Yesterday, Congressman Edward Markey conducted a briefing for members of the health care and health research communities on the debt ceiling discussions and the possible impact on these sectors going forward. Although the Super Committee has received a significant amount of the attention, the debt discussions will actually occur in three steps.
The first step will include a cut of $900 billion. These cuts must be effective on 10/1/2011. Medicare and Medicaid cannot be included in this first cut, but all other federal spending including defense and non defense can be considered.
Step 2 is the Super Committee, comprised of six Senators and Representatives. The budget target for this Committee is $1.2 trillion. Their work must be done by Sept 23rd and if recommendations are made, must be voted on by Dec 23rd. The bring a proposal forward will require 7 or the 12 votes. In Senate, a simple majority vote will be needed to pass.
According to Markey, this group “will go from 0 to 60 miles per hour” to meet the September 23 deadline and for this group “everything is on the table.” This group has broad latitude to propose changes in benefits or program design in terms of federal entitlements, including Medicare and Medicaid benefits and program design; eligibility and contributions to Social Security; defense spending, tax rates, “loopholes” and contributions, etc. Markey indicated that all of the Republican appointees have pledged to support no new revenues, which will make this Committee’s work more difficult.

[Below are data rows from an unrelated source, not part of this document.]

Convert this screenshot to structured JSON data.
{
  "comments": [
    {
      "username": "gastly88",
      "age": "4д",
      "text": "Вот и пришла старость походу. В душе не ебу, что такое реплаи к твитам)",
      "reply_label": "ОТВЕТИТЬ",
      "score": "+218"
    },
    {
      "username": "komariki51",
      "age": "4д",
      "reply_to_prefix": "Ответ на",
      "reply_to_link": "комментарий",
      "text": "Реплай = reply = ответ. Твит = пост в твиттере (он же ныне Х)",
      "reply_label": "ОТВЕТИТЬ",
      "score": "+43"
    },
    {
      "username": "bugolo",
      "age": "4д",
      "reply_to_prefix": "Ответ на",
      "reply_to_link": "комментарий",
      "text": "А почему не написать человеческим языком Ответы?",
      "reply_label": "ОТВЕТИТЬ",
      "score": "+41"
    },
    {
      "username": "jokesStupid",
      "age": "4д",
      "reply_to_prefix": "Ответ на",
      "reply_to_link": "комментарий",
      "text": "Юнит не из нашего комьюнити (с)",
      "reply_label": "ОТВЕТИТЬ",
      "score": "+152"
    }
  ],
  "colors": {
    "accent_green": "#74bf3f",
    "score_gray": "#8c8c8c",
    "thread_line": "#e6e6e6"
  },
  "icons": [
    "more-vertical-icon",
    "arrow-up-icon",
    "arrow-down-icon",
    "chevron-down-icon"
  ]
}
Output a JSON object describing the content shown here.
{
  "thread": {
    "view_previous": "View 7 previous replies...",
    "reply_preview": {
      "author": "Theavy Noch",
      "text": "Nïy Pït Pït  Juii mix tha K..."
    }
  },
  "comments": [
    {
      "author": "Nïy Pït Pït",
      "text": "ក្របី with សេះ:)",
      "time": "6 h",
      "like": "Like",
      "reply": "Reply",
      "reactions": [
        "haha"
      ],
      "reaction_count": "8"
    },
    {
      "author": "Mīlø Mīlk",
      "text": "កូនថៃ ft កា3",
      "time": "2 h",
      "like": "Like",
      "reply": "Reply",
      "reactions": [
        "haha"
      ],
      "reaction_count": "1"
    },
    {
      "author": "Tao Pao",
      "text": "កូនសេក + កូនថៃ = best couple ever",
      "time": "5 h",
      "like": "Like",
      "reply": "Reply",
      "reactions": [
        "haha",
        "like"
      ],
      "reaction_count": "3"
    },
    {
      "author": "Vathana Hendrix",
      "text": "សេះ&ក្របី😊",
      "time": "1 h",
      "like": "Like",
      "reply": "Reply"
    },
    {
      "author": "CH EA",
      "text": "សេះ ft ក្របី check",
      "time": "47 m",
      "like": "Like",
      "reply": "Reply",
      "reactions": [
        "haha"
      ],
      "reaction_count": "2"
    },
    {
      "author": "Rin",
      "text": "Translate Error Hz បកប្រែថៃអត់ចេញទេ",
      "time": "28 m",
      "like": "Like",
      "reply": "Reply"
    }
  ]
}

Should the Super Committee not reach consensus, the process will move to Step 3, which would be a an automatic cut on 10/1/13 of $1.2 trillion in spending, 50% of which would come from “security” and 50% from non security spending. Under this scenario, the sole restriction is that Medicare cuts would be set at 2%.
Congressman Markey engaged the group in discussing:
What is you message to the Super Committee?
What would you recommend that Super Committee members do if there are no revenues and only cuts to achieve the goal? Is moving to Step 3 preferable to this scenario?
Is a Step 3, i.e. 2% cut in Medicare in Oct 2013 sustainable?
Question to Home Care: What is your message to Congress on this?